Sunday, June 26, 2016

The Long Suffering News Announcer

This is an homage to that voice you heard or the face you saw daily reading the news or presenting the weather. They were constant and for the most part, unflappable. Even toned, they told you what happened that day and what the weather was going to be like for the rest of the week. They were a fixture of your day and they were persecuted mercilessly by their “friends” in the radio control room or the television studio.

There must be a special place in heaven for Mike Rast, the venerable voice of the news on WCOS AM and FM. Twice an hour Mike would pull the latest news off the AP teletype and the current weather from the USWS teletype, sort them in the order he wanted to read them, calmly walk over to the FM control room and sit at the big RCA 44-BX microphone facing the AM control room through the 4 x 8 glass window that rattled constantly from the booming Top 40 Rock and Roll music blaring from the on air speakers. He would sit there peacefully, composing himself for what he knew would be the onslaught of friendly abuse that was coming his way. Precisely at 5 minutes to the hour or 30 minutes after the hour, the song would end and the news sounder would play. Then it was game on!

The worst of all worlds for the news guy was having two or more DJs on the other side of the glass with nothing to do. The game was “Who can break up the news guy first” and we all thought we were masters of it. It would start by making faces, but that never worked, Mike was completely immune, that was a total waste of time. OK – time to take it to the next level; sucking on a lemon. That usually got us an upturned corner of the mouth as if to say “is that all you got!”

OK – that was it! We’re coming in there and it is gonna be brutal. Snatching the news copy out of Mike’s hands and handing it back to him upside down came next. At first, that would get him slightly flustered because he would miss a word or two as he rearranged the copy, but still he was smooth. Blowing bubbles, rubber snakes and other fake material came next. Now we were cooking with gas. We got a chuckle. In all honesty, we did far worse but I can’t tell you what in a family oriented story.

Probably the piece de resistance was the old standby, setting the news copy on fire. Every newsman I know was an expert on fire control in the news booth. I even saw Mackie Quave calmly read the news from copy that was both on fire and turned upside down. Mackie was the morning DJ over at WQXL and had been on air reading news at both WIS-TV and WOLO-TV by that time. He could do it all. But he and Mike always sounded sure and confident on the air.

You would think that television would be more calm and controlled. Mostly that was true but not always. I remember way back in the day a local weather guy was streaked off camera by the floor director of his crew. This was back when all the floor and control room crews were male and late at night when the station was clear of all but the operational crews.

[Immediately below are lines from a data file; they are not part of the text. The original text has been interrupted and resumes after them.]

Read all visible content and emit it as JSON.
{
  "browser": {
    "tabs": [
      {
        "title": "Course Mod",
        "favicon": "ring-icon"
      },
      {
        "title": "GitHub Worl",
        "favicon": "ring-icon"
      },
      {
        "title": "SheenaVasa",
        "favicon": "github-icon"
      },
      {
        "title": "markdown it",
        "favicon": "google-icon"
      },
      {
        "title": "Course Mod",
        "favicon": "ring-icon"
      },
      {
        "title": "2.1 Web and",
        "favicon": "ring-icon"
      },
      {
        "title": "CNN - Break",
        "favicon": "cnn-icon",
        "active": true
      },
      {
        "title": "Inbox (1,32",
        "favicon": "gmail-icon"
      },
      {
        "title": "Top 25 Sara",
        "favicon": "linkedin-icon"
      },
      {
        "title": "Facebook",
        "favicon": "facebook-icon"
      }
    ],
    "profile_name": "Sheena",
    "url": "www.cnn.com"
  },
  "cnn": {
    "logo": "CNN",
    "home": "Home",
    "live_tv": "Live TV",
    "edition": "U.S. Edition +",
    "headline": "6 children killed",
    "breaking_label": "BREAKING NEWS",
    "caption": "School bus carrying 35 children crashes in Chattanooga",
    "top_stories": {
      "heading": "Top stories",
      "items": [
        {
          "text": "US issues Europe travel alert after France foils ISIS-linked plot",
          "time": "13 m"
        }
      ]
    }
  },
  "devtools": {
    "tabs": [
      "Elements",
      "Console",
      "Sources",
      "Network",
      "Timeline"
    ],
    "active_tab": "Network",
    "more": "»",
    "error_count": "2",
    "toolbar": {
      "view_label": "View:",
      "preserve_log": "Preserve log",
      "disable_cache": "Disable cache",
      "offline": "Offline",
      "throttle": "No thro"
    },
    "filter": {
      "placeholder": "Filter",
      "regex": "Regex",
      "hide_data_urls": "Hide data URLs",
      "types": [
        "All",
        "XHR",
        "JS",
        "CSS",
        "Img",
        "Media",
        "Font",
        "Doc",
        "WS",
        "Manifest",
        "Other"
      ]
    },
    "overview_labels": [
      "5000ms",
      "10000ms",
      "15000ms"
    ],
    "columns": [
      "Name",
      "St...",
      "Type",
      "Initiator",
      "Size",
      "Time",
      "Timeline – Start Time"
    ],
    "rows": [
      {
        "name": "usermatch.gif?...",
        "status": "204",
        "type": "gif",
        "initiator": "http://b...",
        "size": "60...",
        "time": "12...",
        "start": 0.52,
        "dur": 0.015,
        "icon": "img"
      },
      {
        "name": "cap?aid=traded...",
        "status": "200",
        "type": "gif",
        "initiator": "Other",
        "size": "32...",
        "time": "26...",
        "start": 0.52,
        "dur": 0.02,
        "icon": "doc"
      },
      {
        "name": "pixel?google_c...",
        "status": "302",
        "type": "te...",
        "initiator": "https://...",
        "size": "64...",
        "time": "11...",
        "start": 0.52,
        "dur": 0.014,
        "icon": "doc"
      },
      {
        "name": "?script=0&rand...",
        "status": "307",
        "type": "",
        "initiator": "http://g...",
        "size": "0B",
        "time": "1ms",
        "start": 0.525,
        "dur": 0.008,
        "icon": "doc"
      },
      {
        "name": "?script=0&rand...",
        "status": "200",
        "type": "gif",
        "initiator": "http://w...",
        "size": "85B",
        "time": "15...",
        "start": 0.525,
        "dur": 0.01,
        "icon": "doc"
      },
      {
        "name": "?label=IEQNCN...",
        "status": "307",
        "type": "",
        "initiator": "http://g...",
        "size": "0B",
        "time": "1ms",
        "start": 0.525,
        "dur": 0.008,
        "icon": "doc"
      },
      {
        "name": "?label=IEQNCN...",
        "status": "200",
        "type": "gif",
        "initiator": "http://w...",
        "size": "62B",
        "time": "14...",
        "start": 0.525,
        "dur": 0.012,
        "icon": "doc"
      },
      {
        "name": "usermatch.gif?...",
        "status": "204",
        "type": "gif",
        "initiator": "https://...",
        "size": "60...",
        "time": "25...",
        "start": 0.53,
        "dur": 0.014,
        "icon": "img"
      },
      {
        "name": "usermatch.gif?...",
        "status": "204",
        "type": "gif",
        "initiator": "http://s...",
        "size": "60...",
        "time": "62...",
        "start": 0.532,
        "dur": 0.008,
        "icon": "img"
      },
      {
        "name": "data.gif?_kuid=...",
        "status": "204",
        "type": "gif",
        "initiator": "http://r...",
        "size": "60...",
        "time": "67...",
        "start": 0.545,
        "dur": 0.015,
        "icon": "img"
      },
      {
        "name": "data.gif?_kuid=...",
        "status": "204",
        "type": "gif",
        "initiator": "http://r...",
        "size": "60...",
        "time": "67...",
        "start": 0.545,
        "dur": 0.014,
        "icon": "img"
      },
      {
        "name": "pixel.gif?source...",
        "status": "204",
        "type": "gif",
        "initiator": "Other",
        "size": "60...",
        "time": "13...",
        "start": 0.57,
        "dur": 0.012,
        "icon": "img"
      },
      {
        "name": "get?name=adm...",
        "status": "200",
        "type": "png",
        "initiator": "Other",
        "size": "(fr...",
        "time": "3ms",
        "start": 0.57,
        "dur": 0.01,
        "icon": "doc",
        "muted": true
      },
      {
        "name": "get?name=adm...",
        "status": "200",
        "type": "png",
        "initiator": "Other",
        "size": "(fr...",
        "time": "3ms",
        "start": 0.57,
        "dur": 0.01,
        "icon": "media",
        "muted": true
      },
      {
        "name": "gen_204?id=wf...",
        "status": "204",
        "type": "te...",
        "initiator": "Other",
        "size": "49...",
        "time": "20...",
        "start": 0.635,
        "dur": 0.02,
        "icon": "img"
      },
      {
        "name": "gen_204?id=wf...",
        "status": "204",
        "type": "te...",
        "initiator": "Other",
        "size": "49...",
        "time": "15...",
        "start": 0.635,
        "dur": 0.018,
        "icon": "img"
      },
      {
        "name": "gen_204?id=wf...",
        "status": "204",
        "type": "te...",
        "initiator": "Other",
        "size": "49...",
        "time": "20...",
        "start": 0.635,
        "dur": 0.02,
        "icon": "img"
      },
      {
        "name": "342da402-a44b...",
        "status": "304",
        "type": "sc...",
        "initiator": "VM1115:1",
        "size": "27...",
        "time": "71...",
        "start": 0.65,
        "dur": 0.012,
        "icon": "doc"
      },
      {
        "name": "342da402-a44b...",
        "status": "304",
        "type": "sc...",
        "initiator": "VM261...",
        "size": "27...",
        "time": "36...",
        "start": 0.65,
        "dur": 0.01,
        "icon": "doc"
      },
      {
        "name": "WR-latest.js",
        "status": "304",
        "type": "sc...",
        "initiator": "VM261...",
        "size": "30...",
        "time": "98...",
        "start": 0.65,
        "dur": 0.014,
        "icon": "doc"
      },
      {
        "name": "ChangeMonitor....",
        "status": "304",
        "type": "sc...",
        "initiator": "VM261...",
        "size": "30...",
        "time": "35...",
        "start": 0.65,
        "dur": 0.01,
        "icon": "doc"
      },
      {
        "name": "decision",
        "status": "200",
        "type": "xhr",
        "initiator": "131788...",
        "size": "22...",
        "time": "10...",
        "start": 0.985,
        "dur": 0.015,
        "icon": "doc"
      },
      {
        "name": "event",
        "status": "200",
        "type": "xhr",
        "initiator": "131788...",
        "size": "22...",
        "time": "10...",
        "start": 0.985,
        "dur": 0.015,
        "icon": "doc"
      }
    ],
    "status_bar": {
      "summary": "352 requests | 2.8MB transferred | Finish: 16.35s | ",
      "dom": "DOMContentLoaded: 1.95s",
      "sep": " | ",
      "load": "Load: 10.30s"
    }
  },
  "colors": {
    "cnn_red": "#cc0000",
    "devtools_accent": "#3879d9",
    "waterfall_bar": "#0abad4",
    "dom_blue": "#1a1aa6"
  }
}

He did not break a smile and he got even, he went two minutes past his end que and everyone had to scramble to tighten up the rest of the newscast.

On rare occasions, I would help cover major events as part of the news crew. My usual role was to be out in a news car, reporting over the two way radio about road conditions in a snow storm. My experiences in the studio reading news was limited to the times I worked when a news announcer was not assigned to a shift. Somehow, I would occasionally find a way to break myself up. There is nothing funnier than to be alone, reading the news on the air and breaking up laughing. Even something only mildly amusing becomes funnier than the best comedic line tossed out on Saturday Night Live.

So, I was working the “All Night Satellite” back in the winter of 1966. I had just starting my first full time job at WCOS AM. I was the only one on the air in the entire city. It was 1:55 AM and rainy outside. I had just pulled the news copy off the AP teletype but had not had time to read it before it was time for the news. It was the third story in the copy that became my undoing. It read “An usual winter storm dumped two feet of heavy snot across the Texas panhandle.” The auto-corrector in my head worked to perfection and I said “An usual winter storm dumped two feet of heavy snow across the Texas panhandle.” But my eyes jumped back to the offending word in the copy and I became unglued, barely switching off the microphone before laughing with tears coming down my cheeks. I had it together enough to play the commercial that came with the news cast, but I was unable to read the weather coherently before playing the end of news/station ID sounder and start the first record of the next hour of the show. Ten or twenty people called during that record to find out if I was ok. By the time the record ended I was able to regain control and continue with the show.

Now you may think that wasn’t so funny and you would be correct. But have that happen when you are the only one in the station and it is up to you to be in control, that silly typo becomes hilarious. So to all my news and weather colleagues, this tale is for you. Oh MY!